Open-Source projects: Computer Security Group at the University of Göttingen, Germany.
I mentioned Joern March 2014 but these other projects may be of interest as well:
Joern: A Robust Tool for Static Code Analysis
Joern is a platform for robust analysis of C/C++ code. It generates code property graphs, a novel graph representation of code that exposes the code’s syntax, control-flow, data-flow and type information. Code property graphs are stored in a Neo4J graph database. This allows code to be mined using search queries formulated in the graph traversal language Gremlin. (Paper1,
Paper2,Paper3)
Harry: A Tool for Measuring String Similarity
Harry is a tool for comparing strings and measuring their
similarity. The tool supports several common distance and kernel
functions for strings as well as some excotic similarity measures. The
focus lies on implicit similarity measures, that is, comparison
functions that do not give rise to an explicit vector space. Examples of such similarity measures are the Levenshtein and Jaro-Winkler distance.

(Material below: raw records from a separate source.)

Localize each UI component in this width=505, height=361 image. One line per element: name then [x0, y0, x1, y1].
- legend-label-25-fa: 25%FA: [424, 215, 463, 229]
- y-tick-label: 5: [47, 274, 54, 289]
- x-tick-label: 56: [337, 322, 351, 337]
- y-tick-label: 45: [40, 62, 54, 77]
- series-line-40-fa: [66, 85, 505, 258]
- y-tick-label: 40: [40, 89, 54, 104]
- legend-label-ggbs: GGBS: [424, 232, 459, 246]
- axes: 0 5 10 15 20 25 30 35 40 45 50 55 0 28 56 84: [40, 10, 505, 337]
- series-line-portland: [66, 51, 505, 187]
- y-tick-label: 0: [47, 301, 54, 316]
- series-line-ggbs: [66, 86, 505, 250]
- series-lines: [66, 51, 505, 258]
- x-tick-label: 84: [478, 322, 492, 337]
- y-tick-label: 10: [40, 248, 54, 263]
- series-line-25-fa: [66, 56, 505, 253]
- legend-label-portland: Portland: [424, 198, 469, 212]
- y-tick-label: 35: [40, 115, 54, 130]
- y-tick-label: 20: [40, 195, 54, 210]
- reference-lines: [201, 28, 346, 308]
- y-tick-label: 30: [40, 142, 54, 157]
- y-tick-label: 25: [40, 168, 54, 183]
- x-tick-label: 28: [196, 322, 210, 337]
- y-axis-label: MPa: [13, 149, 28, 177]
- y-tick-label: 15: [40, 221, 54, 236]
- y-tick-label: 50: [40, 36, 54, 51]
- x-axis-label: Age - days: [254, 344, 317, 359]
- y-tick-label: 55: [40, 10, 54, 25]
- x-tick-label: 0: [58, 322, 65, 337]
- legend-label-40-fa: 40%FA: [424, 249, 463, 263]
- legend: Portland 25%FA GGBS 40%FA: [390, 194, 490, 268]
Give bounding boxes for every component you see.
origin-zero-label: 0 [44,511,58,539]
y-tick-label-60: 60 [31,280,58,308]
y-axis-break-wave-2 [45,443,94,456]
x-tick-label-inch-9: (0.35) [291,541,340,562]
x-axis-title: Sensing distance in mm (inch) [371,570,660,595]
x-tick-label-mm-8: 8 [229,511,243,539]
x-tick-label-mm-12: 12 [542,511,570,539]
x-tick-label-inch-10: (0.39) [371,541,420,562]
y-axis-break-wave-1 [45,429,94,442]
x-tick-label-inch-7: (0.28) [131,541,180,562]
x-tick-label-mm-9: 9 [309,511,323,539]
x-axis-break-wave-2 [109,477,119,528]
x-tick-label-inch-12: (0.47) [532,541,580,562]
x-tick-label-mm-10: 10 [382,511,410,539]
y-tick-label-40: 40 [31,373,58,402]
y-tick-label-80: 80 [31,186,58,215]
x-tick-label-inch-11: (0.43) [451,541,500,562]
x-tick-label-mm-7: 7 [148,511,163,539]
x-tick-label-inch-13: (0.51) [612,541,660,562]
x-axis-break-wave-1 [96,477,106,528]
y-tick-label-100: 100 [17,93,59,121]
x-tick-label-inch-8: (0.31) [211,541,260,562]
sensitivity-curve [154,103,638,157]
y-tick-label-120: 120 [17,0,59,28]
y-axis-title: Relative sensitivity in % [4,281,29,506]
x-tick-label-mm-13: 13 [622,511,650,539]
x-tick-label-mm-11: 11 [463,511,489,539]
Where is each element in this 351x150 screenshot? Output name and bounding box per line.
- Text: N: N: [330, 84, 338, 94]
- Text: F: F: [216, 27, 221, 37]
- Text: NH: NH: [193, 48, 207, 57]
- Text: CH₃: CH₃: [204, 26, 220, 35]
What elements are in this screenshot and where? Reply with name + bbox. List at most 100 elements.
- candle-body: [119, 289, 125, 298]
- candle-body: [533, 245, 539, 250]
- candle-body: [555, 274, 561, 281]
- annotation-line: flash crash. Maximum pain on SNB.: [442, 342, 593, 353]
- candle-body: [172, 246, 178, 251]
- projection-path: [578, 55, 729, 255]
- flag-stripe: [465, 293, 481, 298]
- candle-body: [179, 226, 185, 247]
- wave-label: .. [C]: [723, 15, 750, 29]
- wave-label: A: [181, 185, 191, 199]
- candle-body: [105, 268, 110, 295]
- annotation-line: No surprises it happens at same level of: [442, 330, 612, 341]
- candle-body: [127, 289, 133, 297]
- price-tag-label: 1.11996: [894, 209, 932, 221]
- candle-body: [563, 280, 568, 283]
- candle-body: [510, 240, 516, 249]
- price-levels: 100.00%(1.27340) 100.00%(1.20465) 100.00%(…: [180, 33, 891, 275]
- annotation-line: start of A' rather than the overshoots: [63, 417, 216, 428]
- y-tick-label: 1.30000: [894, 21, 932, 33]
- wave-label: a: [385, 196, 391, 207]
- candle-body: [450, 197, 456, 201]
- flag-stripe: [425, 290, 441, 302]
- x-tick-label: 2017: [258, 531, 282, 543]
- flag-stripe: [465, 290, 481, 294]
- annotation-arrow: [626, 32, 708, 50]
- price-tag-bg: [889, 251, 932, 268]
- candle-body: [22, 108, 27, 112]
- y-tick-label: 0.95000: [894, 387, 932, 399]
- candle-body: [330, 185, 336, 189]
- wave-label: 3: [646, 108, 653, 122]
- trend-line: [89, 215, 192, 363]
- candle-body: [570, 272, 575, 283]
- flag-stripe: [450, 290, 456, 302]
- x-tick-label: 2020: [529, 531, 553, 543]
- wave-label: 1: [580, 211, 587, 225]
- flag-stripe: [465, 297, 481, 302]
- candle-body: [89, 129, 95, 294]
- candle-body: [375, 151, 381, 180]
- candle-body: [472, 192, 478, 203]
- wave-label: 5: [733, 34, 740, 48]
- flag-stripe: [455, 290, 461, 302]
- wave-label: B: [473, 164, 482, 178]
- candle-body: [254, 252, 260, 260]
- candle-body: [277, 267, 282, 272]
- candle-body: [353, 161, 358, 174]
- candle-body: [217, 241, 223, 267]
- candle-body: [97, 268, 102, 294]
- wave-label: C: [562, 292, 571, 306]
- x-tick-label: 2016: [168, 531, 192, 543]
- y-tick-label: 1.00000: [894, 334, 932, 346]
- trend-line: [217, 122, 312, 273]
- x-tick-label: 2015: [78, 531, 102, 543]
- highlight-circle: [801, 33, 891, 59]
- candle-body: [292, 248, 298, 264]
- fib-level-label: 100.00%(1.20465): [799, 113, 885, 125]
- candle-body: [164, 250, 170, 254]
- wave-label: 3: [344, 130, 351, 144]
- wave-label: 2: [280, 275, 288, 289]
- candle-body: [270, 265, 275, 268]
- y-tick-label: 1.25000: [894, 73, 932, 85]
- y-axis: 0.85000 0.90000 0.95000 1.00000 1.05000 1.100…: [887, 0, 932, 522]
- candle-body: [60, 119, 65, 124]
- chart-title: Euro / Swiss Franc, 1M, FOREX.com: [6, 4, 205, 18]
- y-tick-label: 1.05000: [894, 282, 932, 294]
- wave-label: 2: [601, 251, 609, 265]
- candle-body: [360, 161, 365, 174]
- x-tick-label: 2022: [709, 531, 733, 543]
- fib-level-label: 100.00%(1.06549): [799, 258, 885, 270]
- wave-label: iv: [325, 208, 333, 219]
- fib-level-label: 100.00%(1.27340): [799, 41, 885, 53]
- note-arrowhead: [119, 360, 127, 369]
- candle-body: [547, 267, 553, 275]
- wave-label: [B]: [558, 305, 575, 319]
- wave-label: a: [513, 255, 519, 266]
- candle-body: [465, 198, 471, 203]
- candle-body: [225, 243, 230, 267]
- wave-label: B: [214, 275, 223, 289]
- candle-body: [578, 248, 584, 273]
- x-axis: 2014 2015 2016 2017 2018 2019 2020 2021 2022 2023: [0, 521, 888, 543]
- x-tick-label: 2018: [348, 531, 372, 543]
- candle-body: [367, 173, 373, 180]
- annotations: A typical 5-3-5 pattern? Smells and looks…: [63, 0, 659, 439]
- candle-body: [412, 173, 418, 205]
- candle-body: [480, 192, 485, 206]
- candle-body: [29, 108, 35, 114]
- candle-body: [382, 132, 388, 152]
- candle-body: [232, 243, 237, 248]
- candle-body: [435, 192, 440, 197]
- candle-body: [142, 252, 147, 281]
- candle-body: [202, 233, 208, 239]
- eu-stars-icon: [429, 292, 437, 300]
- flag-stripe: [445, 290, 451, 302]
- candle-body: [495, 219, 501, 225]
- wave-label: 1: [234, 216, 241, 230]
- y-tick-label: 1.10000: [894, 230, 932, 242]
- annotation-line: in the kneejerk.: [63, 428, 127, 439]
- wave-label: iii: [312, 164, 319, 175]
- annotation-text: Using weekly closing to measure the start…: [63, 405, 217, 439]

Adagio: Structural Analysis and Detection of Android Malware
Adagio is a collection of Python modules for analyzing and detecting
Android malware. These modules allow to extract labeled call graphs from Android APKs or DEX files and apply an explicit feature map that captures their structural relationships. Additional modules provide classes for designing binary or multiclass classification experiments and applying machine learning for detection of malicious structure. (Paper1, Paper2)
Salad: A Content Anomaly Detector based on n-Grams
Letter Salad, or Salad for short, is an efficient and flexible
implementation of the anomaly detection method Anagram. The method
uses n-grams (substrings of length n) maintained in a Bloom filter
for efficiently detecting anomalies in large sets of string data.
Salad extends the original method by supporting n-grams of bytes as
well n-grams of words and tokens. (Paper)
Sally: A Tool for Embedding Strings in Vector Spaces
Sally is a small tool for mapping a set of strings to a set of
vectors. This mapping is referred to as embedding and allows for
applying techniques of machine learning and data mining for
analysis of string data. Sally can applied to several types of
string data, such as text documents, DNA sequences or log files,
where it can handle common formats such as directories, archives
and text files. (Paper)
Malheur: Automatic Analysis of Malware Behavior
Malheur is a tool for the automatic analysis of program behavior
recorded from malware. It has been designed to support the regular
analysis of malware and the development of detection and defense
measures. Malheur allows for identifying novel classes of malware
with similar behavior and assigning unknown malware to discovered
classes using machine learning. (Paper)
Prisma: Protocol Inspection and State Machine Analysis
Prisma is an R package for processing and analyzing huge text
corpora. In combination with the tool Sally the package provides
testing-based token selection and replicate-aware, highly tuned
non-negative matrix factorization and principal component analysis. Prisma allows for analyzing very big data sets even on desktop machines.
(Paper)
Derrick: A Simple Network Stream Recorder
Derrick is a simple tool for recording data streams of TCP and UDP
traffic. It shares similarities with other network recorders, such as
tcpflow and wireshark, where it is more advanced than the first and
clearly inferior to the latter. Derrick has been specifically designed to monitor application-layer communication. In contrast to other tools the application data is logged in a line-based ASCII format. Common UNIX tools, such as grep, sed & awk, can be directly applied.
There are days when malware is a relief from thinking about present and proposed government policies.
I first saw this in a tweet by Kirk Borne.